田上氏は「こうした法律はありますが、将来的にAIが代替する簡単な相談については世界中で議論されていくと想定されます。あくまでAIが生成した文章のため、何が出てくるか100%はコントロールできないため、相談して100%の解決策が提示されるとは思わないですが、未来はこうなるというイメージを社会に提示している感じです。チャット法律相談が議論のきっかけになればと考えています」と説明した。
また、同氏は「現状のChatGPTは正確さを出すというよりも、人が時間をかけて行うものを効率化する側面があるため、法律業務にも使えます。弁護士が行うヒアリングを代替すれば、実際の弁護士がやり取りを把握したうえで相談者との面談を行うなどサポートツールとしての機能も期待できます。人間の作業をサポート・効率化していくツールと位置付けていきます」と続けた。
一方、セキュリティについてはOpenAIには弁護士ドットコム側のデータを渡さない契約とし、セキュリティを担保するとともにデータ自体も長期間保存しない方針としている。
今年2月に同社では、新しいテクノロジーのサービス活用、研究を加速させるため「Professional Tech Lab(プロフェッショナル・テック・ラボ)」の創設を発表しており、チャット法律相談はその一環となる。
同ラボではChatGPTを活用したサービスとして、チャット法律相談に加え、法律専門書籍のリサーチツール、契約相談チャットを開発していく方針としていた。
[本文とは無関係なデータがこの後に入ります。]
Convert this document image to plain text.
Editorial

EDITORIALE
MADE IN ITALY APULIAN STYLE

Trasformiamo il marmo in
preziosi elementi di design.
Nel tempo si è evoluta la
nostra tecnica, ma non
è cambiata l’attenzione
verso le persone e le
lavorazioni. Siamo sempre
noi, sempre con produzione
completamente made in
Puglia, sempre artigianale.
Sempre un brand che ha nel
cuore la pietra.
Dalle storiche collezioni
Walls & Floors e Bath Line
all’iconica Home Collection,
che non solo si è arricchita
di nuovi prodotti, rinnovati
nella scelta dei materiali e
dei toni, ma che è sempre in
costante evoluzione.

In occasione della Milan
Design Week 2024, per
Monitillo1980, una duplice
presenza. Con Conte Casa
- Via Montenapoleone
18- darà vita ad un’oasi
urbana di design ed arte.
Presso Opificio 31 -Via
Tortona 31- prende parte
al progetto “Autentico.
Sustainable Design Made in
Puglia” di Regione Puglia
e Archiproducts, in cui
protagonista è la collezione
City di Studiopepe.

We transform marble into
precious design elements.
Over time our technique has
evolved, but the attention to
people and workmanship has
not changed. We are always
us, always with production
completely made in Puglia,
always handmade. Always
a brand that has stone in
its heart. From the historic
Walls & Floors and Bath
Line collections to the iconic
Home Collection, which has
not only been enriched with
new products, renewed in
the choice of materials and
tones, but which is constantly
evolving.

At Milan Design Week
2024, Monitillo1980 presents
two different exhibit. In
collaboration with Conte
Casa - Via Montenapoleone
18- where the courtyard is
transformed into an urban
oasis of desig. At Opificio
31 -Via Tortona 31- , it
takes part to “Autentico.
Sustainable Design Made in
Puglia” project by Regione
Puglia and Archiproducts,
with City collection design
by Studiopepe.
今後、2023年内にはリサーチツールと契約相談チャットのローンチを検討している。
なお、同サービスは入力した情報および弁護士ドットコムの無料法律相談データベースにもとづき、AIを用いて自動的に相談内容に対応した生成文章を提供するサービスではなく、AIによる回答内容の正確性と最新性を保証するものではなく、同サービスは法的な意見を提供するものではないほか、弁護士が提供するサービスを代替するものではないという。